Tuesday, June 11, 2013

Review: Proof Of Heaven: A Neurosurgeon's Jouney into the Afterlife

Because I am in a holding pattern until an editor or literary agent acquires my own memoir, I am reading several memoirs I wouldn't normally choose to read on my own.  A writer hones his/her craft by reading in their genre and reading their competition.  My dad was the person who brought the book Proof Of Life to my attention after realizing this doctor's experience mirrored mine at age four and also watching Dr. Alexander speak of his experience on a local television station.  Essentially, Dr. Alexander contracts a rare form of bacterial meningitis originating from E. Coli bacteria.  He awakes one morning to a tremendous headache and unbearable pain in his back.  By mid-morning he has started having seizures and his wife calls 911.  The doctors at the hospital are perplexed by his condition, but continue to conduct tests.  It is determined after a lumbar puncture that he has bacterial meningitis.  The originating bacteria is E. Coli; however, initially the doctors think he picked it up during a trip to Israel.  That didn't turn out to be the case.  And I never actually learned where he acquired the E. Coli bacteria.  My theory is that he picked it up from the meat he ate at the barbecue he attended in his neighborhood the night before all the trauma begins.  Dr. Alexander spends seven days in the ICU with no signs of life.  He experiences what most people I know call a Near Death Experience whereby a person is in between this world and the great beyond or afterlife.  His experiences are quite similar to many others that I've heard or read about with great light, seeing someone who has gone on before you, a lush landscape, and a general feeling that it is not the person's time to enter the great beyond as well as a feeling of unconditional love.  Most people having this kind of experience also relate that there is no fear of going on to the great beyond.  I have never heard of anyone having a near death experience while having contracted meningitis; it's usually when a person has a cardiac arrest or the brain goes without oxygen for more that four minutes.

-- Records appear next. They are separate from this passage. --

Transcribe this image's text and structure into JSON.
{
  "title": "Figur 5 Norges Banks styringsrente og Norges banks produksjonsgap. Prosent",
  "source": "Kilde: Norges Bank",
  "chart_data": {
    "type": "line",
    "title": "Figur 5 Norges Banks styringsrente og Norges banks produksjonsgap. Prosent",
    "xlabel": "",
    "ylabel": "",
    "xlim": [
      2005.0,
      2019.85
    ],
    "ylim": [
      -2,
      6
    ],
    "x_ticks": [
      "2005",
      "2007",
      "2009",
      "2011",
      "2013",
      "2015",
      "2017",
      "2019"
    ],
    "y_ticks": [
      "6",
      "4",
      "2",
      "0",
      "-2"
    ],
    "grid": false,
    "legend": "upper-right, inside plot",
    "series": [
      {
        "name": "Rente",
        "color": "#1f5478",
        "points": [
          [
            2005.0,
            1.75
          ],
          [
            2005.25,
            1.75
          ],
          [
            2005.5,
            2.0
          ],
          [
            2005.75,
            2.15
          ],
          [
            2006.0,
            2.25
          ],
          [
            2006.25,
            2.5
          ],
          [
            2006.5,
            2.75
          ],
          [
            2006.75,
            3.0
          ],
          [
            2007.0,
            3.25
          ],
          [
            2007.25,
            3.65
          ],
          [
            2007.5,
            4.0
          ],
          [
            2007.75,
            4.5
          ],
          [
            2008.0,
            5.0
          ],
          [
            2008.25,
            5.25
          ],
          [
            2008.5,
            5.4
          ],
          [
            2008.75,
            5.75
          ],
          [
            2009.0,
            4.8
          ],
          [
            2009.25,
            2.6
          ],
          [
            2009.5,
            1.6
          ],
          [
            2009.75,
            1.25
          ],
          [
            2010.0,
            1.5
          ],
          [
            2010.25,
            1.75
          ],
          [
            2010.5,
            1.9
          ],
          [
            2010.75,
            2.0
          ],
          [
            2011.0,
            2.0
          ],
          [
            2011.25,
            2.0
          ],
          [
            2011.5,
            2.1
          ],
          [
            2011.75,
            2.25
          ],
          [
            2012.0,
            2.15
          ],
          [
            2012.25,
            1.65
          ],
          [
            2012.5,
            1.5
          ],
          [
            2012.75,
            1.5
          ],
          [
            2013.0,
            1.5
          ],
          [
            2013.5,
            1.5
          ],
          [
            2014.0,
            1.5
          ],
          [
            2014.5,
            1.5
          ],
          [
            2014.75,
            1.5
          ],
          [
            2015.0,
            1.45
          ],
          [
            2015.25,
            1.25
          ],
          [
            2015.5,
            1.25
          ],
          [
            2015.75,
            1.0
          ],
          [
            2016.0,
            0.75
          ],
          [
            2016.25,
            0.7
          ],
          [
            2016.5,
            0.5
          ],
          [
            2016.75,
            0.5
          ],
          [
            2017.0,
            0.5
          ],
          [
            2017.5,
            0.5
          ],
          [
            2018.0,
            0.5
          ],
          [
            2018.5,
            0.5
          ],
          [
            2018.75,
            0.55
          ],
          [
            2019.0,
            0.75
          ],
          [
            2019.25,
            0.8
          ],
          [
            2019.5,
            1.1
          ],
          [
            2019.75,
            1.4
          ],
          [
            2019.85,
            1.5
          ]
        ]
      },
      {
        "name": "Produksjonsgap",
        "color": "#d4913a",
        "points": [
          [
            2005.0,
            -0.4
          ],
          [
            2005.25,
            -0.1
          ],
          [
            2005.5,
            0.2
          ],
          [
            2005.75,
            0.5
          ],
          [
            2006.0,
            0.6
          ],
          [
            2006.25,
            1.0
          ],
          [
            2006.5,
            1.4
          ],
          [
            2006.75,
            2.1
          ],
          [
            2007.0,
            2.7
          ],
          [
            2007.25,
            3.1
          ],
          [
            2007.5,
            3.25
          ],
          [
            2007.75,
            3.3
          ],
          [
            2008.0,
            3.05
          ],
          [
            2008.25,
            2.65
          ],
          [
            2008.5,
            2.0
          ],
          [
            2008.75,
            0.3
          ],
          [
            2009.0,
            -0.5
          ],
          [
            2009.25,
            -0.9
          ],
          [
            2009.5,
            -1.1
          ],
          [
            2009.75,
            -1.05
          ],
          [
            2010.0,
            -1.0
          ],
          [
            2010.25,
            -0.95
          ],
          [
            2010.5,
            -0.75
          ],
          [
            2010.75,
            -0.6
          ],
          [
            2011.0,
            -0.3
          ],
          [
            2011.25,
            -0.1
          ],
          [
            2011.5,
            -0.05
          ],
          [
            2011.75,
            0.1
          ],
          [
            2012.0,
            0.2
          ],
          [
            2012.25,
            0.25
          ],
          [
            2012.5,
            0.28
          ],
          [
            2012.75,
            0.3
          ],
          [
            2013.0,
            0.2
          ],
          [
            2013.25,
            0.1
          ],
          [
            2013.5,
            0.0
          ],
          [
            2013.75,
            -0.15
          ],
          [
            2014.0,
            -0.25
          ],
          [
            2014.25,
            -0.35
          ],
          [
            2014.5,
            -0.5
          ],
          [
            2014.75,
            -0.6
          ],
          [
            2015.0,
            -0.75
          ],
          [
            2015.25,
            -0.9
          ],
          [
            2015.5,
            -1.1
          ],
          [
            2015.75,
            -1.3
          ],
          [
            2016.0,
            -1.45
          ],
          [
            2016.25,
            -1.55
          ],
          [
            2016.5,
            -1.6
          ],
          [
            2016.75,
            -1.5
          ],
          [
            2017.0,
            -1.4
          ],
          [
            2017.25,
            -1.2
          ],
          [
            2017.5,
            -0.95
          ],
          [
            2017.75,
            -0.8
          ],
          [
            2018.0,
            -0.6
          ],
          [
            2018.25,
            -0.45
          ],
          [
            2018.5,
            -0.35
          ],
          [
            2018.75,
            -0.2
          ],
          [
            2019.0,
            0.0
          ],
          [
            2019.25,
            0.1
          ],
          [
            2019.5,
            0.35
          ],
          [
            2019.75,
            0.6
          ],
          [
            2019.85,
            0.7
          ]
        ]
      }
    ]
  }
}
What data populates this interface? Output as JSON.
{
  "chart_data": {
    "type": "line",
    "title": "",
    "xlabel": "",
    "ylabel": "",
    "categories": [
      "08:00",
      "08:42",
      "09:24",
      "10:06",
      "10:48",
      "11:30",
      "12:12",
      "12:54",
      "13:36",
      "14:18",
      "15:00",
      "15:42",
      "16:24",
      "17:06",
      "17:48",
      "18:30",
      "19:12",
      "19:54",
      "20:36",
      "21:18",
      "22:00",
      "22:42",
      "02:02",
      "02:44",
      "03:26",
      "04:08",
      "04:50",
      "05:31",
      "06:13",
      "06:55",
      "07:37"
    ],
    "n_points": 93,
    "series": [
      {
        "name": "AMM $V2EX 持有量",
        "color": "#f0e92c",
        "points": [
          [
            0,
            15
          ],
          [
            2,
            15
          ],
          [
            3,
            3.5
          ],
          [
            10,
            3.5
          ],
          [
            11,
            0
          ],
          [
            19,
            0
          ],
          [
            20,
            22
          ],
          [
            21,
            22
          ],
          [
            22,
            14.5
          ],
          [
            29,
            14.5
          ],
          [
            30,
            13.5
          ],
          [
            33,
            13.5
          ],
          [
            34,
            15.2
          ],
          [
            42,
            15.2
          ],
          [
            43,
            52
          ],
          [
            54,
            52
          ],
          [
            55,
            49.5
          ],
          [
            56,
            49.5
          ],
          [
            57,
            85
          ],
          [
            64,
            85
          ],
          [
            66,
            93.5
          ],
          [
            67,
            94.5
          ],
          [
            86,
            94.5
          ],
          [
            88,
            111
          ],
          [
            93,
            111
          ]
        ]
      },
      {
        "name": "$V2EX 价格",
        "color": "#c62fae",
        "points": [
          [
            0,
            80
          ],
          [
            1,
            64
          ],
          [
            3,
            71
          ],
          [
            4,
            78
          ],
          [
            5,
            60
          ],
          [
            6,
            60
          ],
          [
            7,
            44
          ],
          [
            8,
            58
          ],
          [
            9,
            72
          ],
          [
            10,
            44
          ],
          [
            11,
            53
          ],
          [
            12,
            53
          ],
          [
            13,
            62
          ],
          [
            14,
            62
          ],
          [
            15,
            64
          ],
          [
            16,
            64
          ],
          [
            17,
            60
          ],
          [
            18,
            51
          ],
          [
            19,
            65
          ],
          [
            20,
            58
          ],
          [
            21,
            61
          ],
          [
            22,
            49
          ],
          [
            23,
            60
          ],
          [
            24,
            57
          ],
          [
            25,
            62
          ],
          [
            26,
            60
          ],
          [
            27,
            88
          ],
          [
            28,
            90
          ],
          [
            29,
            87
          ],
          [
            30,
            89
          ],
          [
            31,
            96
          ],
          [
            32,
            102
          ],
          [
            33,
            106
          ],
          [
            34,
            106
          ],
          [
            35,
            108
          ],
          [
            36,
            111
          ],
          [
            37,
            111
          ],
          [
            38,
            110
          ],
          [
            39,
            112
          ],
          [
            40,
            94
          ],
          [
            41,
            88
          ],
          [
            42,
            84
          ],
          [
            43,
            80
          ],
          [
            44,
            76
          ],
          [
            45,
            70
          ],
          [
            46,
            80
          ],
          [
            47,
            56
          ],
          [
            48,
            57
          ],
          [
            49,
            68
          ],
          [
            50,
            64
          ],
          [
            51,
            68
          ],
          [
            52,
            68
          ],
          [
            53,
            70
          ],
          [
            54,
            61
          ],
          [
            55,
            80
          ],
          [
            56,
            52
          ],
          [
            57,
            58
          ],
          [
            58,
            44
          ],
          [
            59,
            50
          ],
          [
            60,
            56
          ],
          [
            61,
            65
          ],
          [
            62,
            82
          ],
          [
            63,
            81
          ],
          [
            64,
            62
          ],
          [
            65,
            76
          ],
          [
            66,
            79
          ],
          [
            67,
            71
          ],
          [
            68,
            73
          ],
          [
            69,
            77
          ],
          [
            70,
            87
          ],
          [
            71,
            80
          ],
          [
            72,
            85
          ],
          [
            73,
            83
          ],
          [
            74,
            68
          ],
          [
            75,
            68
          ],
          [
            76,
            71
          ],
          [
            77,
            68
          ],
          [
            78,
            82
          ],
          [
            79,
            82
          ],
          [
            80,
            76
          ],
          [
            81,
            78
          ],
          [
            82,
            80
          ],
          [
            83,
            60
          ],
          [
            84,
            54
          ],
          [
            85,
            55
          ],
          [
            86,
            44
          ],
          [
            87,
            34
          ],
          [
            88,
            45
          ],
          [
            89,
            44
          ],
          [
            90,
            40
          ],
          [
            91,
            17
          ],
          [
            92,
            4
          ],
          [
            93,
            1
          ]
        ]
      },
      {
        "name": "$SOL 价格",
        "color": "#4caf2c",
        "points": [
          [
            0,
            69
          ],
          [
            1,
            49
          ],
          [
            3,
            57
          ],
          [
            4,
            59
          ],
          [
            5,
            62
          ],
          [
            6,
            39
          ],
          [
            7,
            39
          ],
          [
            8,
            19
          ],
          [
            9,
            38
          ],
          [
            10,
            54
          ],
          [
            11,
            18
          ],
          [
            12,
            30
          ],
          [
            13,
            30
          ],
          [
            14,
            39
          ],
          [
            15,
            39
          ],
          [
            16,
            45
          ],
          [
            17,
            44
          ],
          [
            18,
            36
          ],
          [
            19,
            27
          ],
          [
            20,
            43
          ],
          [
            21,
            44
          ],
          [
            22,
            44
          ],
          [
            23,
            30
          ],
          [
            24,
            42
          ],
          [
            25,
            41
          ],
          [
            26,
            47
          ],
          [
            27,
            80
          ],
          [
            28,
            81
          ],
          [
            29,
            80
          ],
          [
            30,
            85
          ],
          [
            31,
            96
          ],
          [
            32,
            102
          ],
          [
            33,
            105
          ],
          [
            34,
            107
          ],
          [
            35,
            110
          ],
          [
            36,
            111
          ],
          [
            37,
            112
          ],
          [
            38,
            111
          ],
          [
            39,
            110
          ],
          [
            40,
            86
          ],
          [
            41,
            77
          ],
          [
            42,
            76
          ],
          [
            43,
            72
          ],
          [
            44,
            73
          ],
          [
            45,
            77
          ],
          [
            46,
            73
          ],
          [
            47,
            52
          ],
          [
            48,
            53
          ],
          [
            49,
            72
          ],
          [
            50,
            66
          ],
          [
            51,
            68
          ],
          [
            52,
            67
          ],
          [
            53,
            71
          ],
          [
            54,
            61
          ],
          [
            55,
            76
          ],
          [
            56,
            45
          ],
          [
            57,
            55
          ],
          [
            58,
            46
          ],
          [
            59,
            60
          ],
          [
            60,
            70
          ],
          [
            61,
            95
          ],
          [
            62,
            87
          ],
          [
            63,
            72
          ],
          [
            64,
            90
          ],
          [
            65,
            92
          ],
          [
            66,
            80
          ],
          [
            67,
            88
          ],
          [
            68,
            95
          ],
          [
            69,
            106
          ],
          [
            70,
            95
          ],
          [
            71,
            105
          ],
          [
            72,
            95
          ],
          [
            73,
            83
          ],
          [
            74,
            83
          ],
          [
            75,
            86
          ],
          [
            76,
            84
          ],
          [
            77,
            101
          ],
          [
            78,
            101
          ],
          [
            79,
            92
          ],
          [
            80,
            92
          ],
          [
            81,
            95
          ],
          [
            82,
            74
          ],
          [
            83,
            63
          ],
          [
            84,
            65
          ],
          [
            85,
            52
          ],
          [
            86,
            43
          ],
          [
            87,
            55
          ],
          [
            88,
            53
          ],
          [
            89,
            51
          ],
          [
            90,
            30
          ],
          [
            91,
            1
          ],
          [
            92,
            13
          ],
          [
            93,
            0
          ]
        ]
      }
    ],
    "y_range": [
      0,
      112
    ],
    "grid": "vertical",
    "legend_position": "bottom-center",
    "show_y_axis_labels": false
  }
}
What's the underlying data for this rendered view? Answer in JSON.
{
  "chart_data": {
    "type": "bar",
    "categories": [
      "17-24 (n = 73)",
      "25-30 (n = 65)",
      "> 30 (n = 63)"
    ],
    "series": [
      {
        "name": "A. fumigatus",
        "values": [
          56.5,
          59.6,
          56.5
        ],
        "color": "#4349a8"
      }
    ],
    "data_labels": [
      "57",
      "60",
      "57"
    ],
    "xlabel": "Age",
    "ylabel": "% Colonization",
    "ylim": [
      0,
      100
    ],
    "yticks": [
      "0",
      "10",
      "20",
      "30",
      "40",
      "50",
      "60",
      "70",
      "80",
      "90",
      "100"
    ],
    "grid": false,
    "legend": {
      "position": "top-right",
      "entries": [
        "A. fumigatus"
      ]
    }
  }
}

I will say that Dr. Alexander goes to great lengths to communicate that his is the only known recorded case whereby a person does not die given the type of illness he has.  He doesn't appear to suffer any residual damage after the experience either.  Well, guess what?!  Never say yours is the only case of its kind.  Why?  Because whether recorded or not, there is usually somebody somewhere that has experienced what you have.  When I was four years of age I contracted bacterial meningitis from a preschool I attended while my parents worked.  Another girl in the same preschool also came down with the same form of bacterial meningitis. My dad said he knew something was seriously wrong with me when I walked into a wall at home, fell, and my eyes rolled to the back of my head.  So I was in the hospital for 37 days and specialist among specialist was brought in to try and help heal me.  And this is back in 1973, a whole lot earlier than when Dr. Alexander was diagnosed, so there was even less known about how to successfully treat bacterial meningitis.  The other girl from my preschool who had contracted the same form of meningitis died.  I survived, but doctors warned my parents I could have residual side effects like going cross-eyed or suffering developmental disabilities.  Everything was fine up until I turned 17 years of age.  I never went to a preschool program again.  At age seventeen, I was diagnosed with Meniere's disease and its development was attributed to damage I suffered during my bout of bacterial meningitis.  At age sixteen, I developed Uveitis, a serious eye inflammation that later led to glaucoma at age 32.  The Uveitis was also attributed to damage I suffered during my fight with bacterial meningitis.  I have to say that I don't remember any near death experience; it freaked the hell out of my parents, especially when the other girl from the preschool died.  My dad has always said that it wasn't my time to go and there's something I am meant to do here.  Hopefully it is to get my own book published and become a successful author who can help people through her own weird, wildly unusual experiences.

And yeah, I believe in near death experiences even though I haven't experienced one.  There are so many common characteristics among all the people who have experienced one and also, I've seen my dad be within a pinch of death and come back completely healed.  Let's hope I get to tell my story one day.